Spanien Das Land der Geisterflughäfen

Stand: 15.01.2019 09:54 Uhr

Spanien hat große Flughäfen, aber auch ganz kleine - und davon nicht wenige. Etliche davon werden kaum genutzt und sind teuer. Trotzdem fließt weiter Geld.
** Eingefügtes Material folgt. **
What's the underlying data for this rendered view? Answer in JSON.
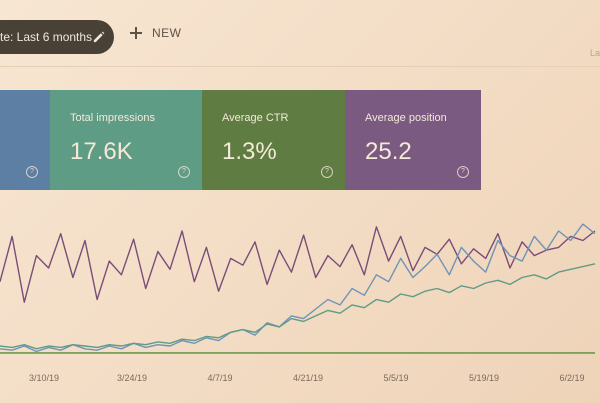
{
  "toolbar": {
    "date_filter_label": "te: Last 6 months",
    "new_label": "NEW",
    "corner_text": "La"
  },
  "metrics": [
    {
      "label": "",
      "value": "",
      "color": "#5c7fa3"
    },
    {
      "label": "Total impressions",
      "value": "17.6K",
      "color": "#5e9c85"
    },
    {
      "label": "Average CTR",
      "value": "1.3%",
      "color": "#5f7c42"
    },
    {
      "label": "Average position",
      "value": "25.2",
      "color": "#7b5a81"
    }
  ],
  "chart_data": {
    "type": "line",
    "x_tick_labels": [
      "3/10/19",
      "3/24/19",
      "4/7/19",
      "4/21/19",
      "5/5/19",
      "5/19/19",
      "6/2/19"
    ],
    "series": [
      {
        "color": "#7a4d79",
        "values": [
          55,
          88,
          40,
          74,
          65,
          90,
          58,
          85,
          42,
          70,
          60,
          86,
          50,
          77,
          64,
          92,
          55,
          80,
          48,
          72,
          67,
          84,
          53,
          78,
          62,
          89,
          58,
          74,
          66,
          82,
          60,
          95,
          70,
          88,
          63,
          80,
          75,
          86,
          68,
          79,
          72,
          90,
          65,
          84,
          74,
          78,
          80,
          88,
          85,
          92
        ]
      },
      {
        "color": "#6f93b8",
        "values": [
          6,
          5,
          8,
          4,
          7,
          5,
          9,
          6,
          5,
          8,
          6,
          10,
          7,
          9,
          8,
          12,
          10,
          14,
          12,
          18,
          20,
          16,
          25,
          22,
          30,
          28,
          35,
          42,
          38,
          50,
          45,
          60,
          55,
          72,
          58,
          66,
          75,
          60,
          80,
          70,
          62,
          85,
          74,
          70,
          88,
          78,
          92,
          85,
          97,
          90
        ]
      },
      {
        "color": "#5f9c85",
        "values": [
          8,
          7,
          9,
          6,
          8,
          7,
          9,
          8,
          7,
          9,
          8,
          10,
          9,
          11,
          10,
          13,
          12,
          15,
          14,
          18,
          20,
          18,
          24,
          22,
          28,
          26,
          30,
          34,
          32,
          38,
          36,
          42,
          40,
          46,
          44,
          48,
          50,
          47,
          52,
          50,
          54,
          56,
          53,
          58,
          60,
          57,
          62,
          64,
          66,
          68
        ]
      },
      {
        "color": "#6e9a4c",
        "values": [
          3,
          3,
          3,
          3,
          3,
          3,
          3,
          3,
          3,
          3,
          3,
          3,
          3,
          3,
          3,
          3,
          3,
          3,
          3,
          3,
          3,
          3,
          3,
          3,
          3,
          3,
          3,
          3,
          3,
          3,
          3,
          3,
          3,
          3,
          3,
          3,
          3,
          3,
          3,
          3,
          3,
          3,
          3,
          3,
          3,
          3,
          3,
          3,
          3,
          3
        ]
      }
    ]
  }
}
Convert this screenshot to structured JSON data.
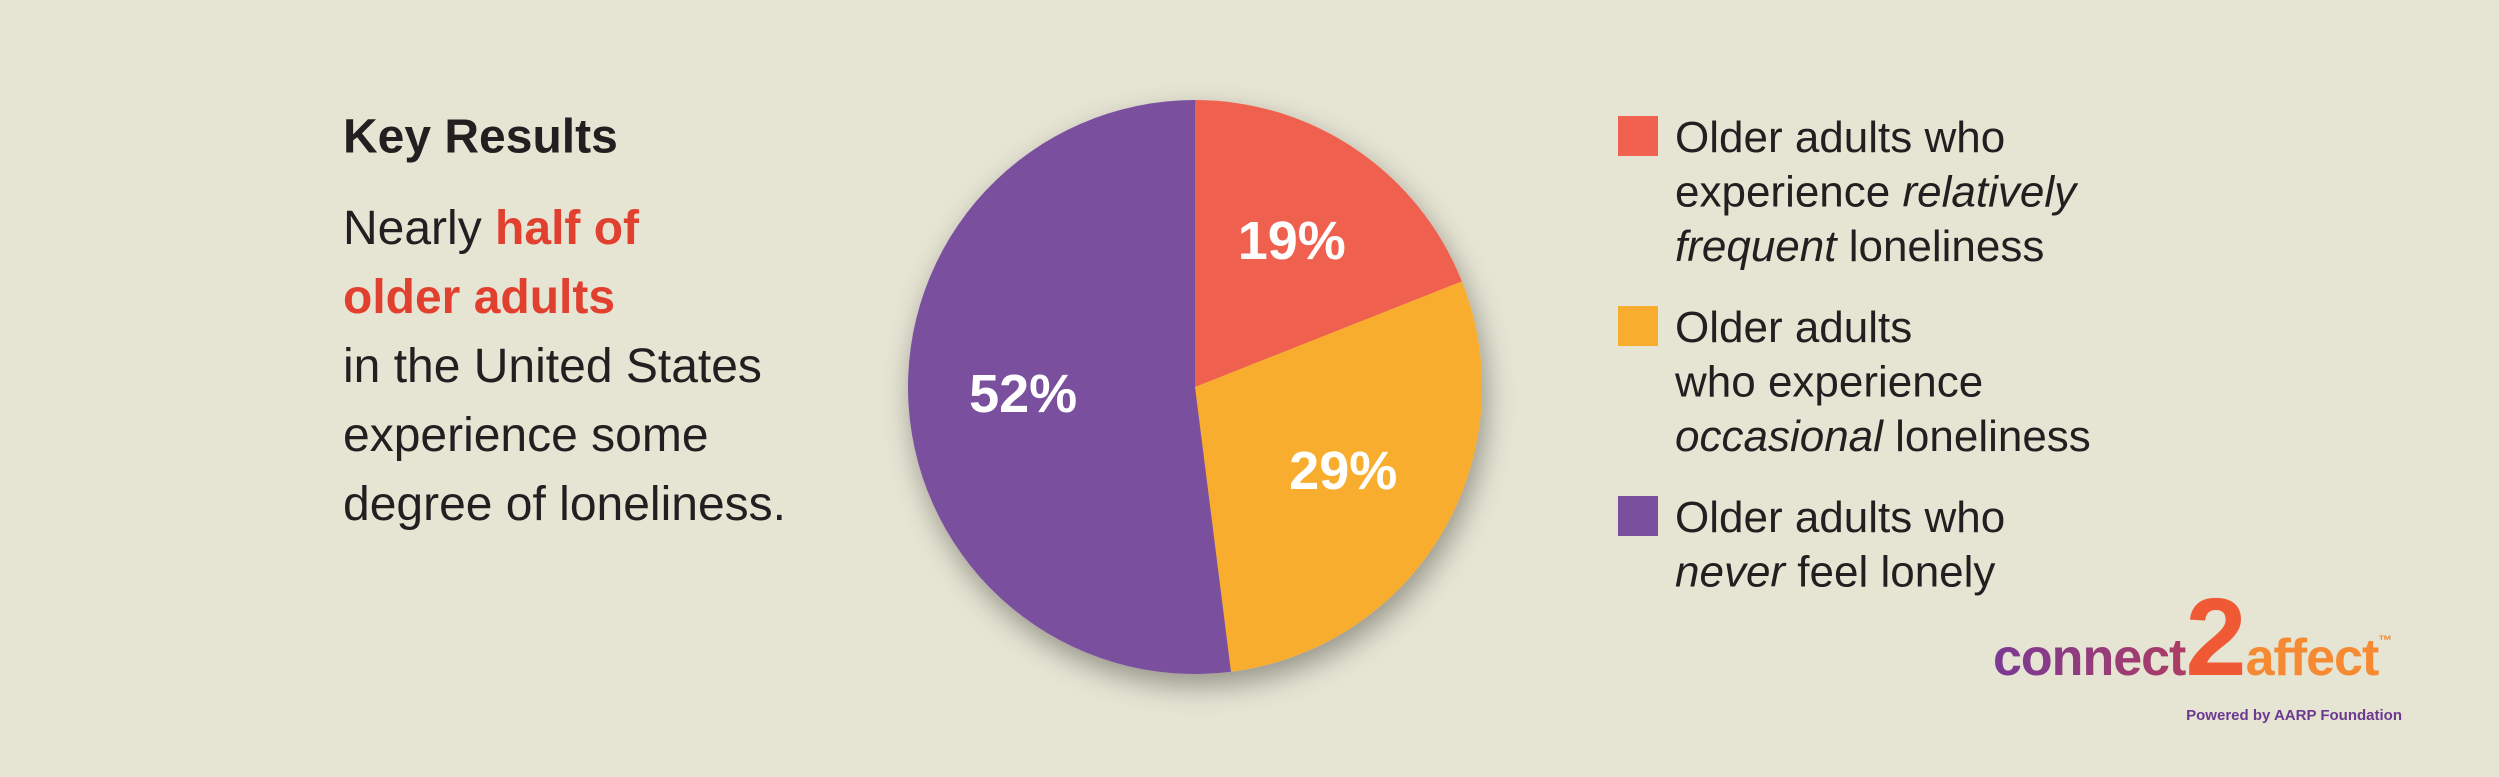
{
  "chart_data": {
    "type": "pie",
    "categories": [
      [
        [
          {
            "text": "Older adults who"
          }
        ],
        [
          {
            "text": "experience "
          },
          {
            "text": "relatively",
            "italic": true
          }
        ],
        [
          {
            "text": "frequent",
            "italic": true
          },
          {
            "text": " loneliness"
          }
        ]
      ],
      [
        [
          {
            "text": "Older adults"
          }
        ],
        [
          {
            "text": "who experience"
          }
        ],
        [
          {
            "text": "occasional",
            "italic": true
          },
          {
            "text": " loneliness"
          }
        ]
      ],
      [
        [
          {
            "text": "Older adults who"
          }
        ],
        [
          {
            "text": "never",
            "italic": true
          },
          {
            "text": " feel lonely"
          }
        ]
      ]
    ],
    "values": [
      19,
      29,
      52
    ],
    "value_labels": [
      "19%",
      "29%",
      "52%"
    ],
    "colors": [
      "#f06150",
      "#f9ad2f",
      "#7a4f9e"
    ]
  },
  "text_block": {
    "title": "Key Results",
    "lines": [
      [
        {
          "text": "Nearly "
        },
        {
          "text": "half of",
          "highlight": true
        }
      ],
      [
        {
          "text": "older adults",
          "highlight": true
        }
      ],
      [
        {
          "text": "in the United States"
        }
      ],
      [
        {
          "text": "experience some"
        }
      ],
      [
        {
          "text": "degree of loneliness."
        }
      ]
    ]
  },
  "logo": {
    "parts": [
      "connect",
      "2",
      "affect",
      "™"
    ],
    "tagline": "Powered by AARP Foundation"
  }
}
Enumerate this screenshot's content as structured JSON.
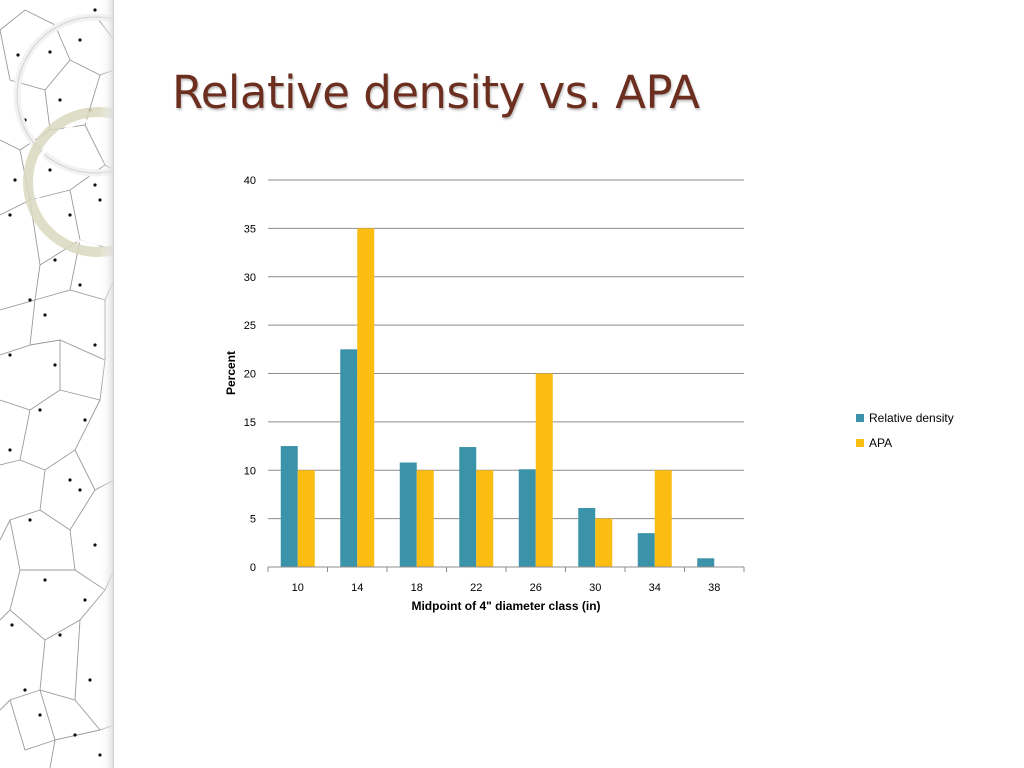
{
  "slide": {
    "title": "Relative density vs. APA"
  },
  "colors": {
    "title": "#6b2e1f",
    "relative_density": "#3b93a9",
    "apa": "#fbbd12",
    "gridline": "#8c8c8c"
  },
  "chart_data": {
    "type": "bar",
    "title": "",
    "xlabel": "Midpoint of 4\" diameter class (in)",
    "ylabel": "Percent",
    "categories": [
      "10",
      "14",
      "18",
      "22",
      "26",
      "30",
      "34",
      "38"
    ],
    "ylim": [
      0,
      40
    ],
    "yticks": [
      0,
      5,
      10,
      15,
      20,
      25,
      30,
      35,
      40
    ],
    "grid": true,
    "legend_position": "right",
    "series": [
      {
        "name": "Relative density",
        "color": "#3b93a9",
        "values": [
          12.5,
          22.5,
          10.8,
          12.4,
          10.1,
          6.1,
          3.5,
          0.9
        ]
      },
      {
        "name": "APA",
        "color": "#fbbd12",
        "values": [
          10,
          35,
          10,
          10,
          20,
          5,
          10,
          0
        ]
      }
    ]
  }
}
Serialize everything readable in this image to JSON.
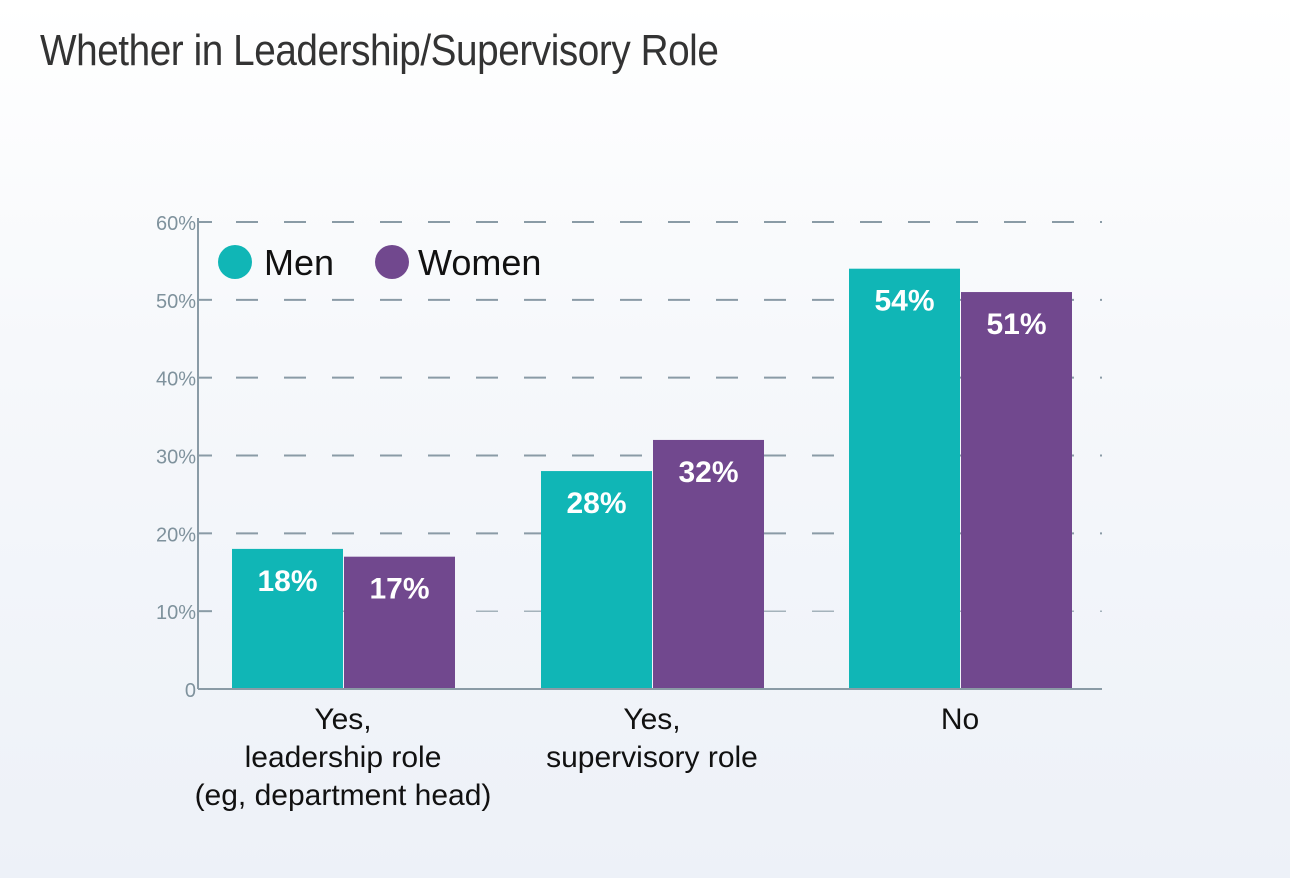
{
  "chart_data": {
    "type": "bar",
    "title": "Whether in Leadership/Supervisory Role",
    "categories": [
      [
        "Yes,",
        "leadership role",
        "(eg, department head)"
      ],
      [
        "Yes,",
        "supervisory role"
      ],
      [
        "No"
      ]
    ],
    "series": [
      {
        "name": "Men",
        "color": "#10b6b6",
        "values": [
          18,
          28,
          54
        ],
        "labels": [
          "18%",
          "28%",
          "54%"
        ]
      },
      {
        "name": "Women",
        "color": "#71488e",
        "values": [
          17,
          32,
          51
        ],
        "labels": [
          "17%",
          "32%",
          "51%"
        ]
      }
    ],
    "ylim": [
      0,
      60
    ],
    "yticks": [
      0,
      10,
      20,
      30,
      40,
      50,
      60
    ],
    "ytick_labels": [
      "0",
      "10%",
      "20%",
      "30%",
      "40%",
      "50%",
      "60%"
    ],
    "grid": true,
    "legend": "top-left",
    "xlabel": "",
    "ylabel": ""
  }
}
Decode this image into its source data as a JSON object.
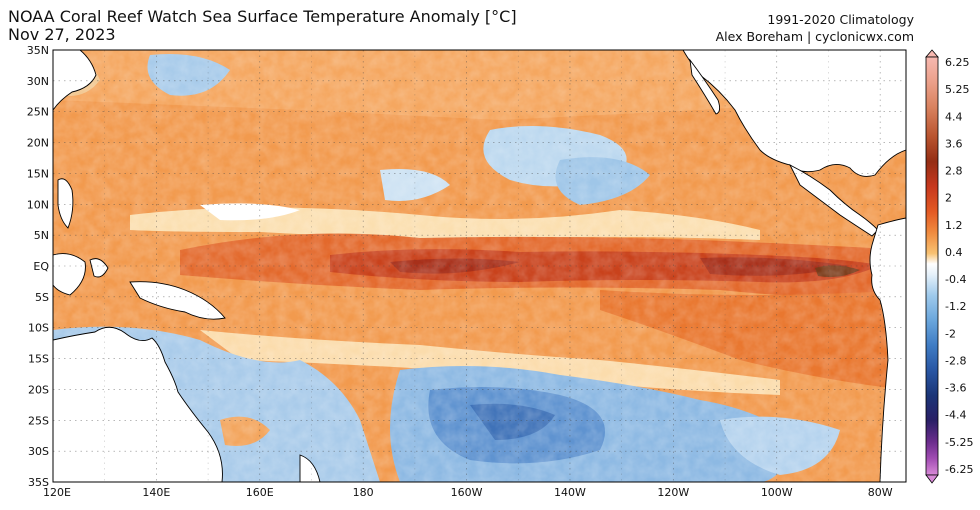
{
  "header": {
    "title": "NOAA Coral Reef Watch Sea Surface Temperature Anomaly [°C]",
    "date": "Nov 27, 2023",
    "climatology": "1991-2020 Climatology",
    "credit": "Alex Boreham | cyclonicwx.com"
  },
  "map": {
    "lat_labels": [
      "35N",
      "30N",
      "25N",
      "20N",
      "15N",
      "10N",
      "5N",
      "EQ",
      "5S",
      "10S",
      "15S",
      "20S",
      "25S",
      "30S",
      "35S"
    ],
    "lon_labels": [
      "120E",
      "140E",
      "160E",
      "180",
      "160W",
      "140W",
      "120W",
      "100W",
      "80W"
    ],
    "lon_range": [
      120,
      285
    ],
    "lat_range": [
      35,
      -35
    ]
  },
  "colorbar": {
    "labels": [
      "6.25",
      "5.25",
      "4.4",
      "3.6",
      "2.8",
      "2",
      "1.2",
      "0.4",
      "-0.4",
      "-1.2",
      "-2",
      "-2.8",
      "-3.6",
      "-4.4",
      "-5.25",
      "-6.25"
    ],
    "colors": [
      "#f7b8b0",
      "#eba08a",
      "#d9825f",
      "#b9542f",
      "#952e14",
      "#c7381e",
      "#e35a24",
      "#f08b3f",
      "#f8b862",
      "#fbe2a0",
      "#ffffff",
      "#d5e9f7",
      "#9fcaec",
      "#6aa6dc",
      "#3f7cc4",
      "#2956a3",
      "#1b3577",
      "#2a1f66",
      "#6a2c8c",
      "#a04bb2",
      "#d98ad8"
    ]
  }
}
Von Oliver Neuroth, ARD-Studio Madrid

Willkommen in Lleida, einer 140.000-Einwohner-Stadt mit eigenem internationalem Flughafen. Gerade ist eine Regionalmaschine aus Palma de Mallorca gelandet. Etwas Besonderes: Zurzeit hat der katalanische Airport nämlich nur diese eine regelmäßige Linienverbindung zu bieten: freitags und sonntags jeweils ein Mal. Dazu kommt jetzt im Winter eine Handvoll Charterflüge aus Großbritannien und Schweden - und zwar für Touristen, die in den nahegelegenen Pyrenäen Skifahren wollen.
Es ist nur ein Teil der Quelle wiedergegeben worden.